Formula One continues its Asian tour with a visit to the Bahrain International Circuit which host the second round of this year’s championship. Sebastian Vettel leads the Drivers' Championship standings with a surprise victory in the season-opener.
Ferrari have dominated the proceedings so far this weekend, securing a one-two starting position for today’s race. Sebastian Vettel will start his 200th Grand Prix from the pole position while Kimi Räikkönen’s second place meant his first ever front row start on the Sakhir circuit.
Other than routine maintenance no changes of significance have been made. However, FIA reviewed the effectiveness of the DRS zones. The DRS sectors are the same, but 100m were added to the second zone. The detection point of the first zone is 10m before Turn Nine and the activation point is 50m after Turn 10. The second zone’s detection point is 108m before Turn 14, with activation occurring 170m after Turn 15.
This is the 14th Bahrain Grand Prix. The first event took place in 2004 and it has been held every year since except 2011. The 2011 event was cancelled because of civil unrest which was part of the revolutionary wave, the Arab Spring.
Despite never having won the Bahrain Grand Prix, Kimi Räikkönen has more podium appearances at this race than any other driver. His eight podiums comprise three third places and five seconds.
Sebastian Vettel will complete his 200th Grand Prix start in Bahrain, mirroring Mark Webber and Fernando Alonso who also made their 200th start on the Sakhir circuit.

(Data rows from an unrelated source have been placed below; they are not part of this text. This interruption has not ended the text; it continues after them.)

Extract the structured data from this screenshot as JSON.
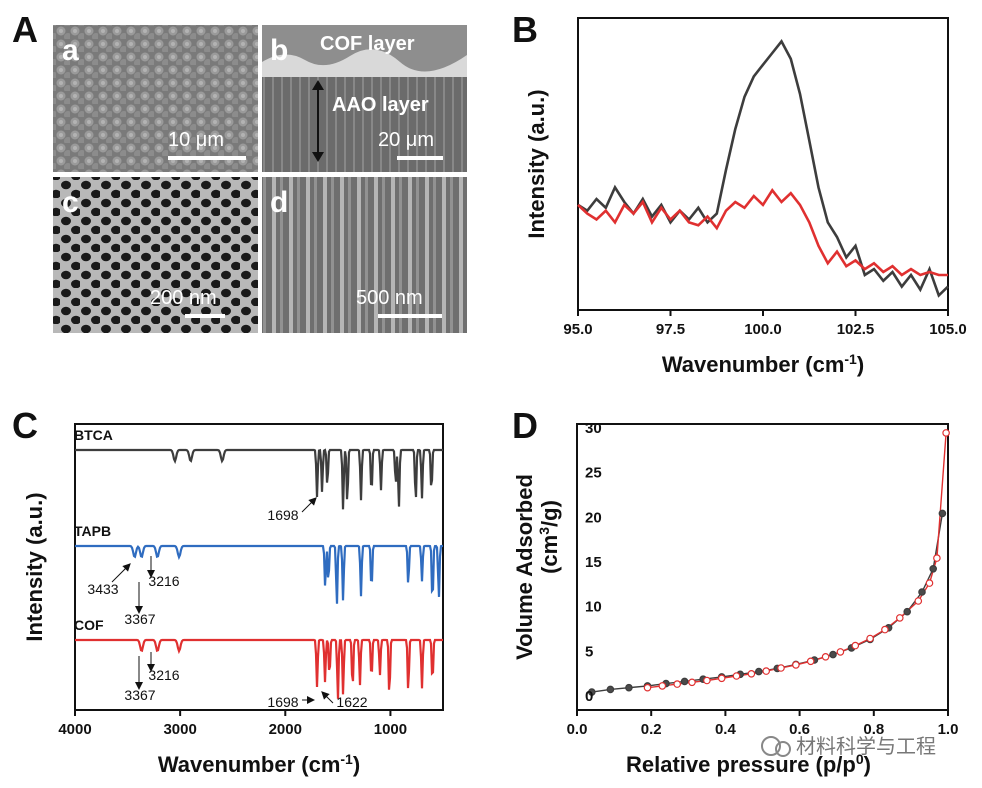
{
  "panels": {
    "A": {
      "label": "A",
      "subpanels": [
        {
          "letter": "a",
          "scalebar": "10 μm"
        },
        {
          "letter": "b",
          "scalebar": "20 μm",
          "top_label": "COF layer",
          "mid_label": "AAO layer"
        },
        {
          "letter": "c",
          "scalebar": "200 nm"
        },
        {
          "letter": "d",
          "scalebar": "500 nm"
        }
      ]
    },
    "B": {
      "label": "B"
    },
    "C": {
      "label": "C"
    },
    "D": {
      "label": "D"
    }
  },
  "watermark": "材料科学与工程",
  "colors": {
    "black_series": "#3d3d3d",
    "red_series": "#e03030",
    "blue_series": "#2f6cc0"
  },
  "chart_data": [
    {
      "panel": "B",
      "type": "line",
      "title": "",
      "xlabel": "Wavenumber (cm⁻¹)",
      "ylabel": "Intensity (a.u.)",
      "xlim": [
        95.0,
        105.0
      ],
      "ylim": [
        0,
        1
      ],
      "xticks": [
        "95.0",
        "97.5",
        "100.0",
        "102.5",
        "105.0"
      ],
      "series": [
        {
          "name": "black",
          "color": "#3d3d3d",
          "x": [
            95.0,
            95.25,
            95.5,
            95.75,
            96.0,
            96.25,
            96.5,
            96.75,
            97.0,
            97.25,
            97.5,
            97.75,
            98.0,
            98.25,
            98.5,
            98.75,
            99.0,
            99.25,
            99.5,
            99.75,
            100.0,
            100.25,
            100.5,
            100.75,
            101.0,
            101.25,
            101.5,
            101.75,
            102.0,
            102.25,
            102.5,
            102.75,
            103.0,
            103.25,
            103.5,
            103.75,
            104.0,
            104.25,
            104.5,
            104.75,
            105.0
          ],
          "y": [
            0.36,
            0.34,
            0.38,
            0.35,
            0.42,
            0.37,
            0.33,
            0.38,
            0.32,
            0.36,
            0.3,
            0.34,
            0.31,
            0.35,
            0.3,
            0.33,
            0.48,
            0.62,
            0.73,
            0.8,
            0.84,
            0.88,
            0.92,
            0.86,
            0.74,
            0.58,
            0.42,
            0.3,
            0.25,
            0.18,
            0.22,
            0.12,
            0.14,
            0.1,
            0.13,
            0.08,
            0.12,
            0.07,
            0.14,
            0.05,
            0.08
          ]
        },
        {
          "name": "red",
          "color": "#e03030",
          "x": [
            95.0,
            95.25,
            95.5,
            95.75,
            96.0,
            96.25,
            96.5,
            96.75,
            97.0,
            97.25,
            97.5,
            97.75,
            98.0,
            98.25,
            98.5,
            98.75,
            99.0,
            99.25,
            99.5,
            99.75,
            100.0,
            100.25,
            100.5,
            100.75,
            101.0,
            101.25,
            101.5,
            101.75,
            102.0,
            102.25,
            102.5,
            102.75,
            103.0,
            103.25,
            103.5,
            103.75,
            104.0,
            104.25,
            104.5,
            104.75,
            105.0
          ],
          "y": [
            0.36,
            0.33,
            0.31,
            0.34,
            0.3,
            0.36,
            0.33,
            0.37,
            0.3,
            0.35,
            0.31,
            0.34,
            0.3,
            0.29,
            0.32,
            0.28,
            0.34,
            0.37,
            0.35,
            0.39,
            0.36,
            0.41,
            0.37,
            0.4,
            0.36,
            0.3,
            0.22,
            0.16,
            0.2,
            0.15,
            0.17,
            0.14,
            0.16,
            0.13,
            0.15,
            0.12,
            0.14,
            0.12,
            0.13,
            0.12,
            0.12
          ]
        }
      ]
    },
    {
      "panel": "C",
      "type": "line",
      "title": "",
      "xlabel": "Wavenumber (cm⁻¹)",
      "ylabel": "Intensity (a.u.)",
      "xlim": [
        4000,
        500
      ],
      "xticks": [
        "4000",
        "3000",
        "2000",
        "1000"
      ],
      "series": [
        {
          "name": "BTCA",
          "color": "#3d3d3d",
          "peaks": [
            3050,
            2900,
            2600,
            1698,
            1650,
            1600,
            1450,
            1410,
            1280,
            1180,
            1090,
            950,
            920,
            760,
            700,
            610
          ]
        },
        {
          "name": "TAPB",
          "color": "#2f6cc0",
          "peaks": [
            3433,
            3367,
            3216,
            3010,
            1620,
            1590,
            1510,
            1450,
            1280,
            1180,
            830,
            700,
            600,
            540
          ]
        },
        {
          "name": "COF",
          "color": "#e03030",
          "peaks": [
            3367,
            3216,
            3010,
            1698,
            1622,
            1580,
            1500,
            1450,
            1360,
            1290,
            1180,
            1100,
            1010,
            830,
            700,
            600
          ]
        }
      ],
      "annotations": [
        "1698",
        "3433",
        "3216",
        "3367",
        "3216",
        "3367",
        "1698",
        "1622"
      ]
    },
    {
      "panel": "D",
      "type": "scatter",
      "title": "",
      "xlabel": "Relative pressure (p/p⁰)",
      "ylabel": "Volume Adsorbed (cm³/g)",
      "xlim": [
        0.0,
        1.0
      ],
      "ylim": [
        0,
        32
      ],
      "xticks": [
        "0.0",
        "0.2",
        "0.4",
        "0.6",
        "0.8",
        "1.0"
      ],
      "yticks": [
        "0",
        "5",
        "10",
        "15",
        "20",
        "25",
        "30"
      ],
      "series": [
        {
          "name": "adsorption",
          "color": "#3d3d3d",
          "marker": "filled",
          "x": [
            0.04,
            0.09,
            0.14,
            0.19,
            0.24,
            0.29,
            0.34,
            0.39,
            0.44,
            0.49,
            0.54,
            0.59,
            0.64,
            0.69,
            0.74,
            0.79,
            0.84,
            0.89,
            0.93,
            0.96,
            0.985
          ],
          "y": [
            2.0,
            2.3,
            2.5,
            2.7,
            2.95,
            3.2,
            3.45,
            3.7,
            4.0,
            4.3,
            4.65,
            5.1,
            5.6,
            6.2,
            6.95,
            7.9,
            9.2,
            11.0,
            13.2,
            15.8,
            22.0
          ]
        },
        {
          "name": "desorption",
          "color": "#e03030",
          "marker": "open",
          "x": [
            0.995,
            0.97,
            0.95,
            0.92,
            0.87,
            0.83,
            0.79,
            0.75,
            0.71,
            0.67,
            0.63,
            0.59,
            0.55,
            0.51,
            0.47,
            0.43,
            0.39,
            0.35,
            0.31,
            0.27,
            0.23,
            0.19
          ],
          "y": [
            31.0,
            17.0,
            14.2,
            12.2,
            10.3,
            9.0,
            8.0,
            7.2,
            6.5,
            5.95,
            5.45,
            5.05,
            4.7,
            4.35,
            4.05,
            3.8,
            3.55,
            3.3,
            3.1,
            2.9,
            2.7,
            2.5
          ]
        }
      ]
    }
  ]
}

Four drivers are making a Bahrain Grand Prix debut this weekend – though all four have raced previously at the Bahrain International Circuit. Sergey Sirotkin and Pierre Gasly both contested all four GP2 Championship races across two events in 2015, with Gasly taking pole position at the November meeting. Charles Leclerc raced here last year at the Formula 2 season opener, finishing third in the Feature race and winning the Sprint. Brandon Harley was racing in the WEC round during his visits to the circuit.
Valtteri Bottas secured his maiden pole position in Bahrain last year. Starting from pole has not always been useful in Bahrain as only five pole position driver managed to convert the best starting place into an actual race victory.
Dr Gerd Ennser, Paolo Longoni and Danny Sullivan work as race stewards at the 2018 Bahrain Grand Prix.
There are five different individual tracks and a drag strip on the Bahrain International Circuit.
Podium celebrations in Bahrain are characterised by the spraying of Waard as a substitute for the traditional champagne, in accordance with local custom. Waard is a blend of rose water, locally produced pomegranate juice and sparkling water that is blended and bottled locally, specifically for the Grand Prix weekend.